Other variants classified as variants of interest include B.1525, which was first detected in the U.K. and Nigeria; B.1427/B.1429, first detected in the U.S.; P.2, first detected in Brazil; P.3, first detected in Japan and the Philippines; S477N, first detected in the U.S., and B.1.616, first detected in France.
Van Kerkhove said the classifications are determined, at least in part, by sequencing capacities, which vary by country. “It’s really patchy so far,” she said.
She said the agency is also looking to local epidemiologists as an extension of the agency’s “eyes and ears” to better understand the situation on the ground and identify other potentially dangerous variants.
“It’s important that we have the proper discussions to determine which ones are significant from a public health value, meaning does it change our ability to use public health social measures, or any of our medical countermeasures,” she said.

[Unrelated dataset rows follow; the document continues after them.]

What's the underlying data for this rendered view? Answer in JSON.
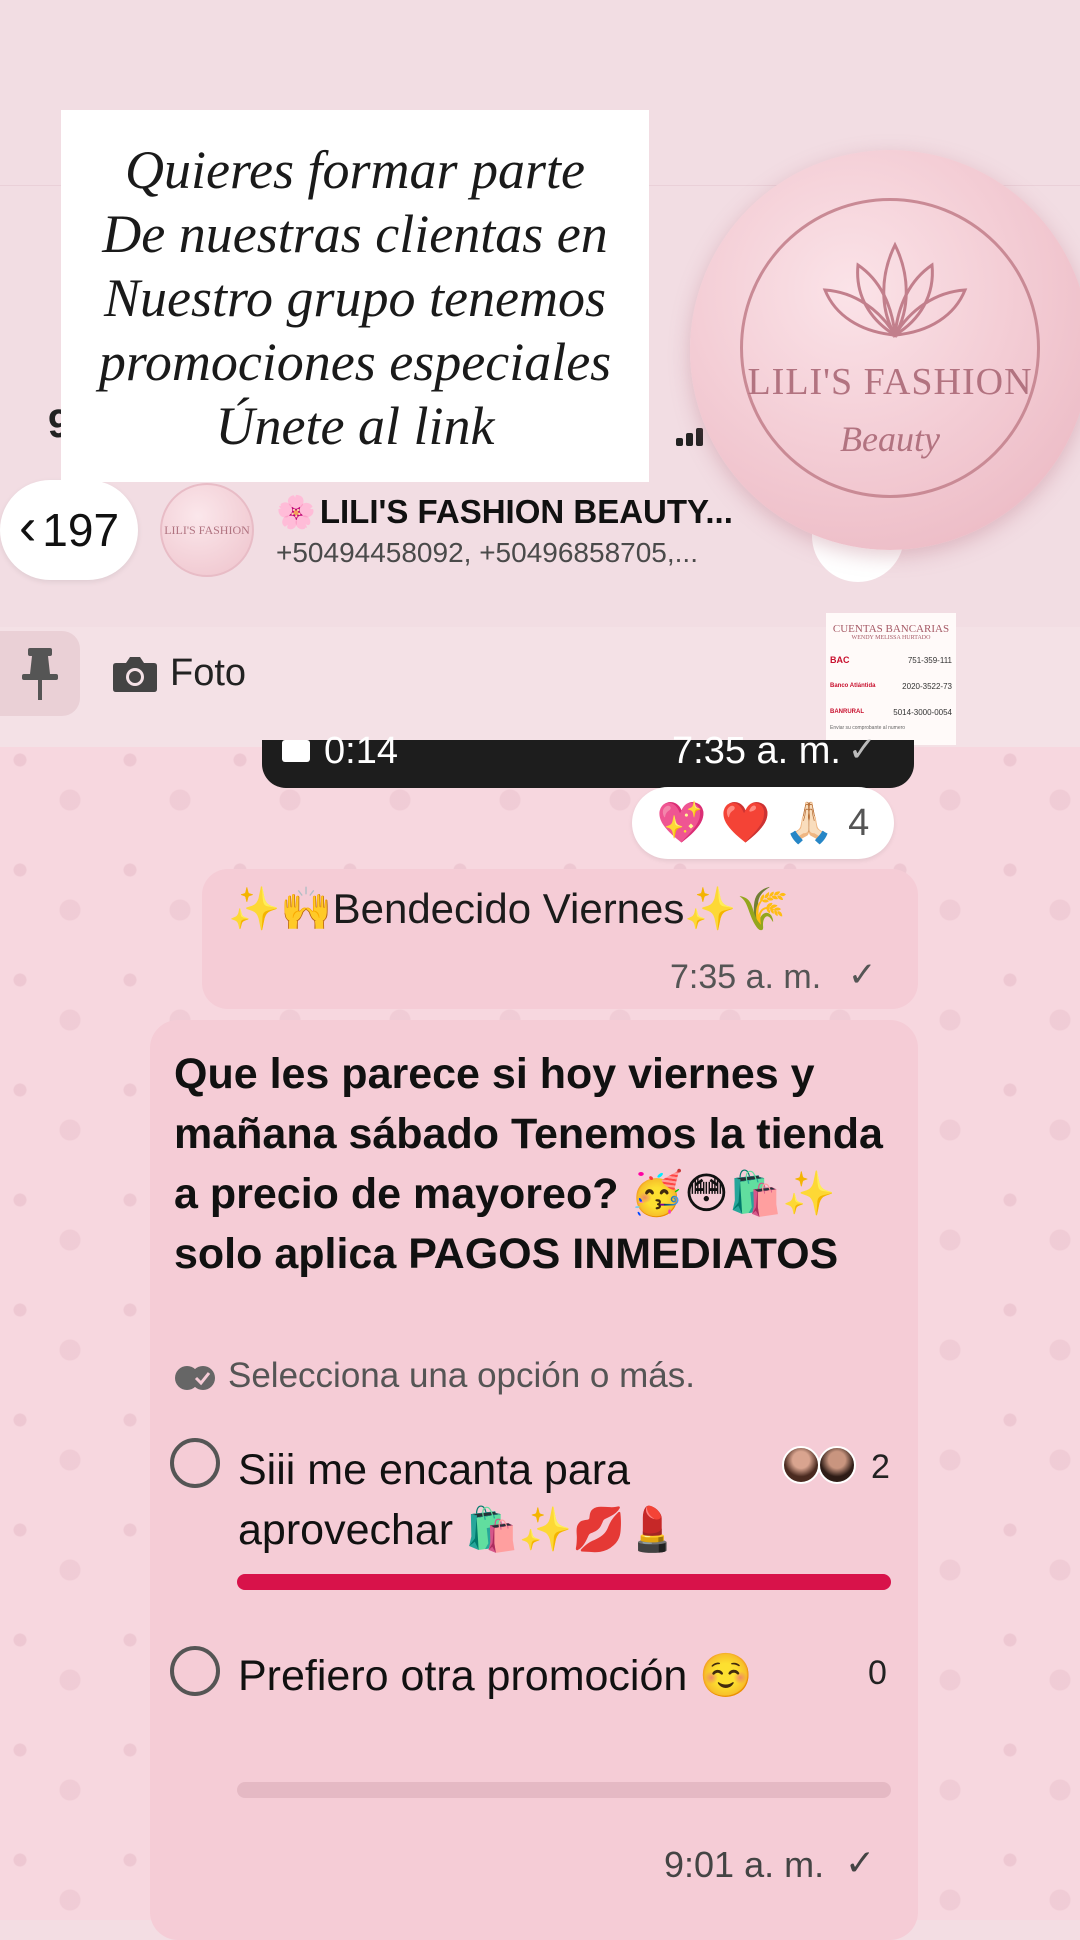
{
  "promo": {
    "lines": [
      "Quieres formar parte",
      "De nuestras clientas en",
      "Nuestro grupo tenemos",
      "promociones especiales",
      "Únete al link"
    ]
  },
  "logo": {
    "title": "LILI'S FASHION",
    "subtitle": "Beauty"
  },
  "status_bar": {
    "partial_text": "9"
  },
  "header": {
    "back_count": "197",
    "avatar_text": "LILI'S FASHION",
    "group_name": "LILI'S FASHION BEAUTY...",
    "group_icon": "🌸",
    "members": "+50494458092, +50496858705,..."
  },
  "pinned": {
    "label": "Foto",
    "thumb": {
      "title": "CUENTAS BANCARIAS",
      "owner": "WENDY MELISSA HURTADO",
      "rows": [
        {
          "bank": "BAC",
          "number": "751-359-111"
        },
        {
          "bank": "Banco Atlántida",
          "number": "2020-3522-73"
        },
        {
          "bank": "BANRURAL",
          "number": "5014-3000-0054"
        }
      ],
      "footer": "Enviar su comprobante al numero"
    }
  },
  "video": {
    "duration": "0:14",
    "time": "7:35 a. m."
  },
  "reactions": {
    "emojis": [
      "💖",
      "❤️",
      "🙏🏻"
    ],
    "count": "4"
  },
  "message1": {
    "text": "✨🙌Bendecido Viernes✨🌾",
    "time": "7:35 a. m."
  },
  "poll": {
    "question": "Que les parece si hoy viernes y mañana sábado Tenemos la tienda a precio de mayoreo? 🥳😳🛍️✨ solo aplica PAGOS INMEDIATOS",
    "hint": "Selecciona una opción o más.",
    "options": [
      {
        "text": "Siii me encanta para aprovechar 🛍️✨💋💄",
        "votes": "2",
        "fraction": 1.0
      },
      {
        "text": "Prefiero otra promoción ☺️",
        "votes": "0",
        "fraction": 0.0
      }
    ],
    "time": "9:01 a. m."
  },
  "colors": {
    "accent": "#d8124a",
    "bubble": "#f5ccd6",
    "chat_background": "#f7d7df",
    "logo_rose": "#b27380"
  },
  "icons": [
    "chevron-left-icon",
    "pin-icon",
    "camera-icon",
    "video-icon",
    "check-icon",
    "double-check-icon",
    "lotus-icon"
  ]
}
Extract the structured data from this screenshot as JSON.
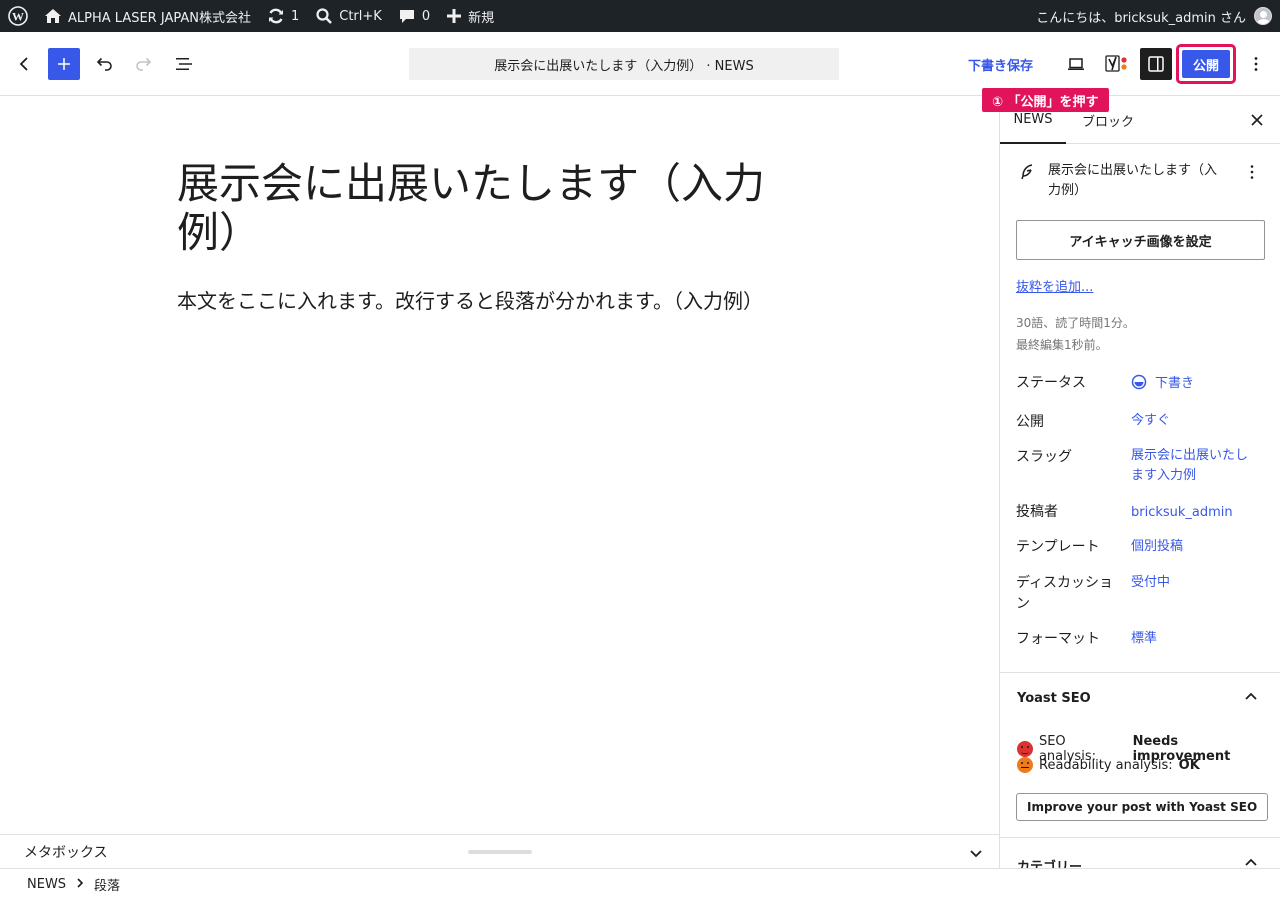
{
  "adminbar": {
    "site_name": "ALPHA LASER JAPAN株式会社",
    "updates_count": "1",
    "search_shortcut": "Ctrl+K",
    "comments_count": "0",
    "new_label": "新規",
    "greeting": "こんにちは、bricksuk_admin さん"
  },
  "header": {
    "document_title": "展示会に出展いたします（入力例） · NEWS",
    "save_draft_label": "下書き保存",
    "publish_label": "公開",
    "annotation": "① 「公開」を押す",
    "accent_color": "#3858e9",
    "annotation_color": "#e1135a"
  },
  "editor": {
    "title": "展示会に出展いたします（入力例）",
    "paragraph": "本文をここに入れます。改行すると段落が分かれます。（入力例）"
  },
  "metabox": {
    "label": "メタボックス"
  },
  "footer": {
    "breadcrumb": [
      "NEWS",
      "段落"
    ]
  },
  "sidebar": {
    "tabs": [
      {
        "label": "NEWS",
        "active": true
      },
      {
        "label": "ブロック",
        "active": false
      }
    ],
    "post_title": "展示会に出展いたします（入力例）",
    "featured_image_label": "アイキャッチ画像を設定",
    "excerpt_link": "抜粋を追加...",
    "word_count": "30語、読了時間1分。",
    "last_edited": "最終編集1秒前。",
    "rows": [
      {
        "label": "ステータス",
        "value": "下書き"
      },
      {
        "label": "公開",
        "value": "今すぐ"
      },
      {
        "label": "スラッグ",
        "value": "展示会に出展いたします入力例"
      },
      {
        "label": "投稿者",
        "value": "bricksuk_admin"
      },
      {
        "label": "テンプレート",
        "value": "個別投稿"
      },
      {
        "label": "ディスカッション",
        "value": "受付中"
      },
      {
        "label": "フォーマット",
        "value": "標準"
      }
    ],
    "yoast": {
      "title": "Yoast SEO",
      "seo_label": "SEO analysis:",
      "seo_value": "Needs improvement",
      "readability_label": "Readability analysis:",
      "readability_value": "OK",
      "improve_button": "Improve your post with Yoast SEO",
      "seo_color": "#dc3232",
      "readability_color": "#ee7c1b"
    },
    "category_panel_title": "カテゴリー"
  }
}
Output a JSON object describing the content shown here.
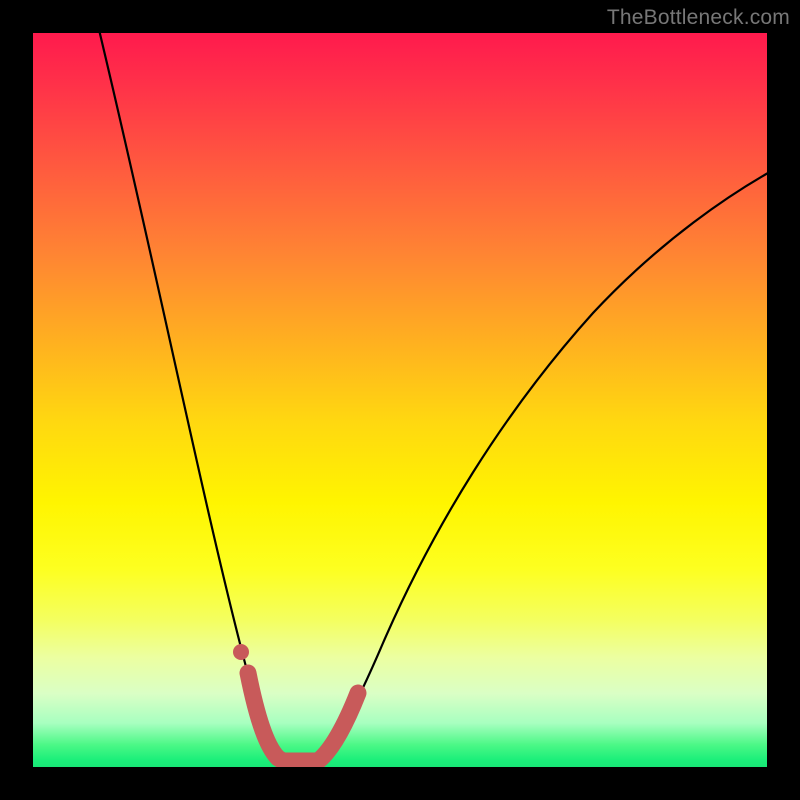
{
  "watermark": "TheBottleneck.com",
  "chart_data": {
    "type": "line",
    "title": "",
    "xlabel": "",
    "ylabel": "",
    "xlim": [
      0,
      100
    ],
    "ylim": [
      0,
      100
    ],
    "x": [
      0,
      5,
      10,
      15,
      20,
      25,
      28,
      30,
      32,
      34,
      36,
      38,
      40,
      45,
      50,
      55,
      60,
      65,
      70,
      75,
      80,
      85,
      90,
      95,
      100
    ],
    "series": [
      {
        "name": "bottleneck-curve",
        "values": [
          110,
          95,
          80,
          64,
          48,
          30,
          15,
          6,
          1,
          0,
          0,
          1,
          5,
          16,
          28,
          38,
          47,
          54,
          61,
          66,
          71,
          75,
          78,
          81,
          83
        ]
      }
    ],
    "highlight": {
      "x": [
        28,
        30,
        32,
        34,
        36,
        38,
        40
      ],
      "values": [
        15,
        6,
        1,
        0,
        0,
        1,
        5
      ],
      "color": "#c85a5a"
    },
    "background_gradient": [
      "#ff1a4d",
      "#ffd810",
      "#fff500",
      "#18e776"
    ]
  }
}
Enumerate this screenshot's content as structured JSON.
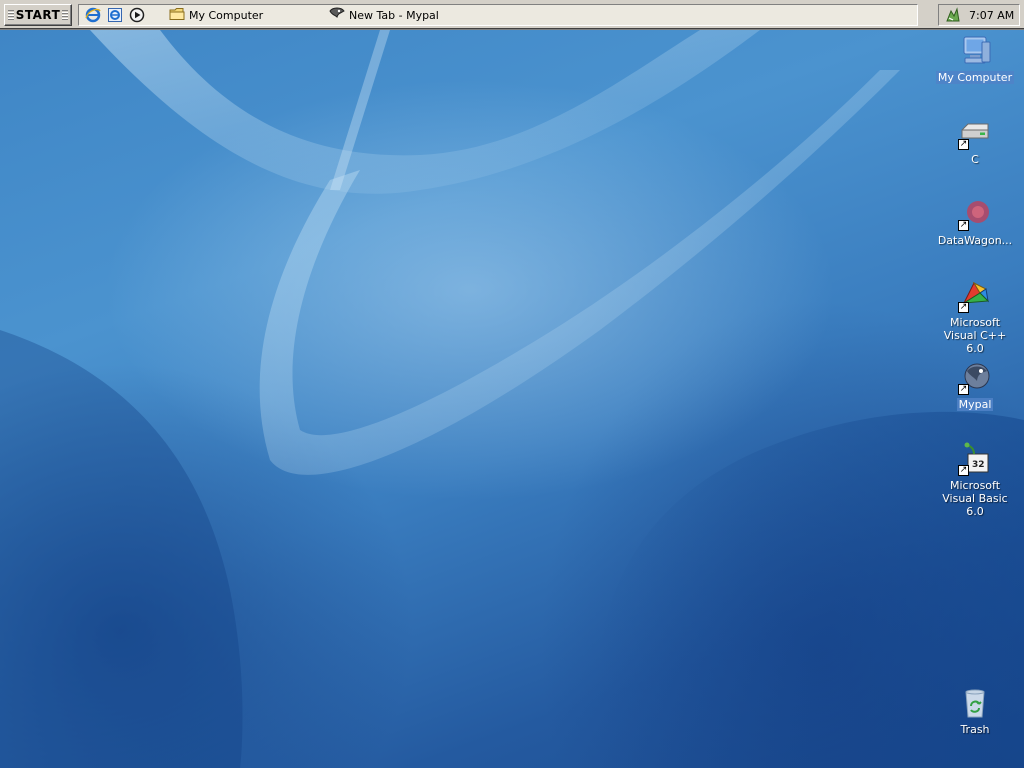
{
  "taskbar": {
    "start_label": "START",
    "quick_launch": [
      {
        "icon": "internet-explorer-icon"
      },
      {
        "icon": "ie-page-icon"
      },
      {
        "icon": "media-player-icon"
      }
    ],
    "tasks": [
      {
        "label": "My Computer",
        "icon": "folder-icon"
      },
      {
        "label": "New Tab - Mypal",
        "icon": "mypal-icon"
      }
    ],
    "clock": "7:07 AM"
  },
  "desktop": {
    "icons": [
      {
        "label": "My Computer",
        "icon": "my-computer-icon",
        "selected": true
      },
      {
        "label": "C",
        "icon": "drive-icon"
      },
      {
        "label": "DataWagon...",
        "icon": "datawagon-icon"
      },
      {
        "label": "Microsoft Visual C++ 6.0",
        "icon": "visual-cpp-icon"
      },
      {
        "label": "Mypal",
        "icon": "mypal-icon",
        "selected": true
      },
      {
        "label": "Microsoft Visual Basic 6.0",
        "icon": "visual-basic-icon"
      },
      {
        "label": "Trash",
        "icon": "trash-icon"
      }
    ]
  },
  "colors": {
    "taskbar": "#d4d0c8",
    "desktop": "#3a7dbf",
    "selection": "#5082c8"
  }
}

“We are putting the right people together in the room to discuss what these mutations mean,” she said. “We need the global community to be working together, and they are.”
The Centers for Disease Control and Prevention also has a list of four variants of interest and five variants of concern that is similar to the WHO’s list, though the CDC primarily focuses on variants that are causing new outbreaks in the United States.
Van Kerkhove said a number of countries “have some worrying trends, some worrying signs of increasing case numbers, increasing hospitalization rates and ICU rates in countries that don’t yet have access to the vaccine, who have not reached the coverage levels that are needed to really have that impact on severe disease and death and on transmission.”